Exxon, for instance, this week said it was cutting production at its Baton Rouge refinery, the company’s second-largest in the United States because it was running out of storage. Other refineries are making similar moves by reducing processing as the world runs out of storage space.

“[N]o one can exactly be sure that production will be shut-in fast enough to not overwhelm our ability to store oil,” energy research centre JBC Energy said. “In such an environment, it is as possible for Brent prices to briefly go to $10 per barrel as it was back in 1986 or 1998.” Credit rating agency Standards & Poor has also warned that oil prices may fall to $10 a barrel this year.

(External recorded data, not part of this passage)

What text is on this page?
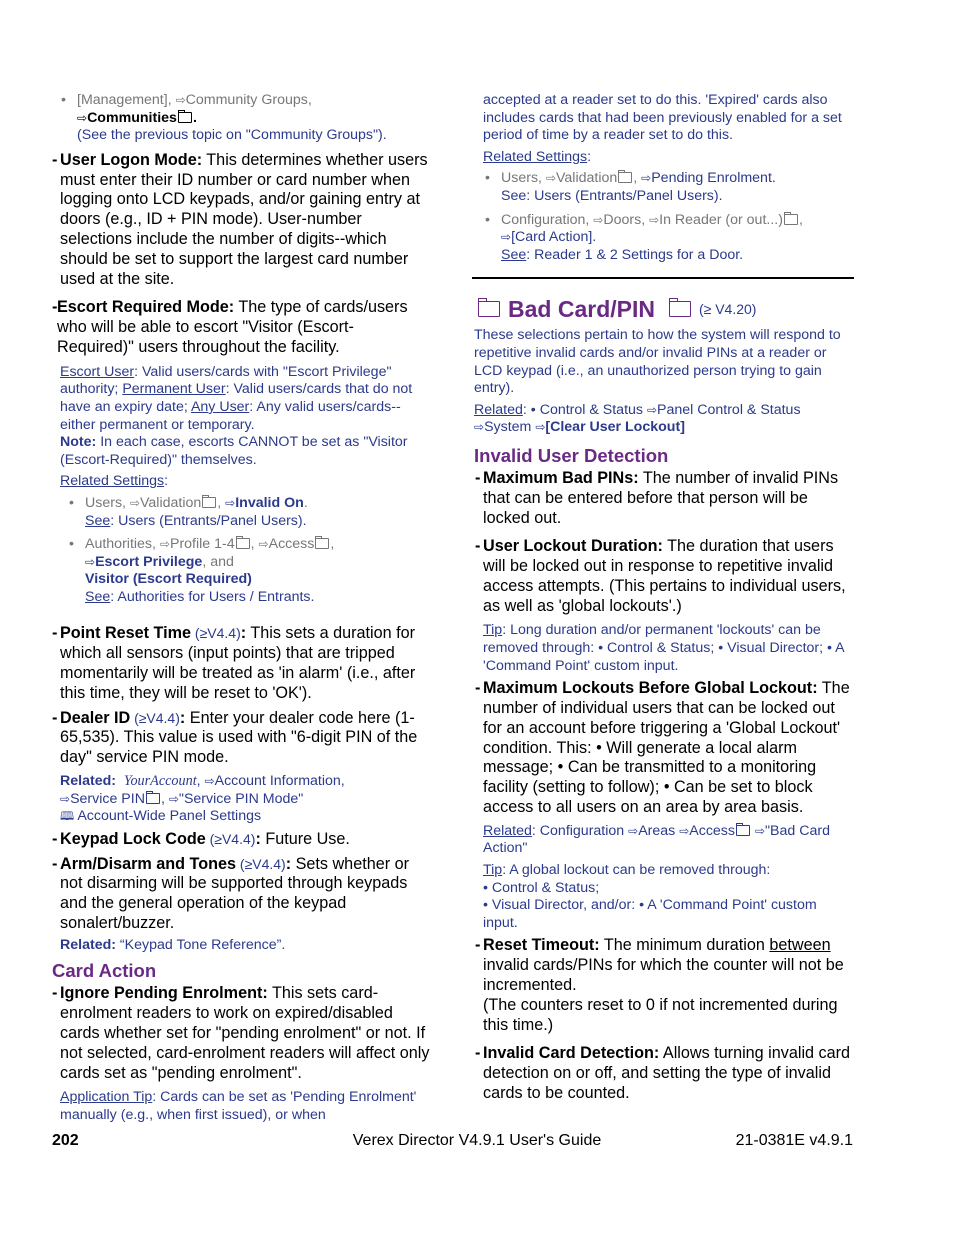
• [Management], ⇨Community Groups,
⇨Communities .
(See the previous topic on "Community Groups").
- User Logon Mode: This determines whether users must enter their ID number or card number when logging onto LCD keypads, and/or gaining entry at doors (e.g., ID + PIN mode). User-number selections include the number of digits--which should be set to support the largest card number used at the site.
- Escort Required Mode: The type of cards/users who will be able to escort "Visitor (Escort-Required)" users throughout the facility.
Escort User: Valid users/cards with "Escort Privilege" authority; Permanent User: Valid users/cards that do not have an expiry date; Any User: Any valid users/cards--either permanent or temporary.
Note: In each case, escorts CANNOT be set as "Visitor (Escort-Required)" themselves.
Related Settings:
• Users, ⇨Validation , ⇨Invalid On.
See: Users (Entrants/Panel Users).
• Authorities, ⇨Profile 1-4 , ⇨Access ,
⇨Escort Privilege, and
Visitor (Escort Required)
See: Authorities for Users / Entrants.
- Point Reset Time (≥V4.4): This sets a duration for which all sensors (input points) that are tripped momentarily will be treated as 'in alarm' (i.e., after this time, they will be reset to 'OK').
- Dealer ID (≥V4.4): Enter your dealer code here (1-65,535). This value is used with "6-digit PIN of the day" service PIN mode.
Related: YourAccount, ⇨Account Information,
⇨Service PIN , ⇨"Service PIN Mode"
🕮 Account-Wide Panel Settings
- Keypad Lock Code (≥V4.4): Future Use.
- Arm/Disarm and Tones (≥V4.4): Sets whether or not disarming will be supported through keypads and the general operation of the keypad sonalert/buzzer.
Related: “Keypad Tone Reference”.
Card Action
- Ignore Pending Enrolment: This sets card-enrolment readers to work on expired/disabled cards whether set for "pending enrolment" or not. If not selected, card-enrolment readers will affect only cards set as "pending enrolment".
Application Tip: Cards can be set as 'Pending Enrolment' manually (e.g., when first issued), or when
accepted at a reader set to do this. 'Expired' cards also includes cards that had been previously enabled for a set period of time by a reader set to do this.
Related Settings:
• Users, ⇨Validation , ⇨Pending Enrolment.
See: Users (Entrants/Panel Users).
• Configuration, ⇨Doors, ⇨In Reader (or out...) ,
⇨[Card Action].
See: Reader 1 & 2 Settings for a Door.
Bad Card/PIN	(≥ V4.20)
These selections pertain to how the system will respond to repetitive invalid cards and/or invalid PINs at a reader or LCD keypad (i.e., an unauthorized person trying to gain entry).
Related: • Control & Status ⇨Panel Control & Status
⇨System ⇨[Clear User Lockout]
Invalid User Detection
- Maximum Bad PINs: The number of invalid PINs that can be entered before that person will be locked out.
- User Lockout Duration: The duration that users will be locked out in response to repetitive invalid access attempts. (This pertains to individual users, as well as 'global lockouts'.)
Tip: Long duration and/or permanent 'lockouts' can be removed through: • Control & Status; • Visual Director; • A 'Command Point' custom input.
- Maximum Lockouts Before Global Lockout: The number of individual users that can be locked out for an account before triggering a 'Global Lockout' condition. This: • Will generate a local alarm message; • Can be transmitted to a monitoring facility (setting to follow); • Can be set to block access to all users on an area by area basis.
Related: Configuration ⇨Areas ⇨Access ⇨"Bad Card Action"
Tip: A global lockout can be removed through:
• Control & Status;
• Visual Director, and/or: • A 'Command Point' custom input.
- Reset Timeout: The minimum duration between invalid cards/PINs for which the counter will not be incremented.
(The counters reset to 0 if not incremented during this time.)
- Invalid Card Detection: Allows turning invalid card detection on or off, and setting the type of invalid cards to be counted.
202	Verex Director V4.9.1 User's Guide	21-0381E v4.9.1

Compounding the situation is the fact that an agreement between OPEC and Russia to cut oil production will expire in April while Saudi Arabia is also preparing to increase its fossil fuel production amid the price war with Moscow. The tussle for market share between the world’s largest producers is expected to raise global daily oil production by over 2.5 million barrels, outpacing demand by 6 million barrels a day.

Rystad estimates that the world has about 7.2 billion barrels of crude and products in storage, including 1.3 billion to 1.4 billion barrels onboard oil tankers at sea. Typically, it would take nine months to fill the remaining stores, but challenges at many facilities are expected to shorten this window to only a few months.

With the world’s oversupply of oil expected to skyrocket next month at the current storage filling rate, prices are “destined to follow the same fate as they did in 1998,” Rystad analyst Paola Rodriguez-Masiu said. Meanwhile, oil producers such as Nigeria have started cutting official selling prices for their crude with a view to luring buyers, so as to clear an inventory of unsold cargoes.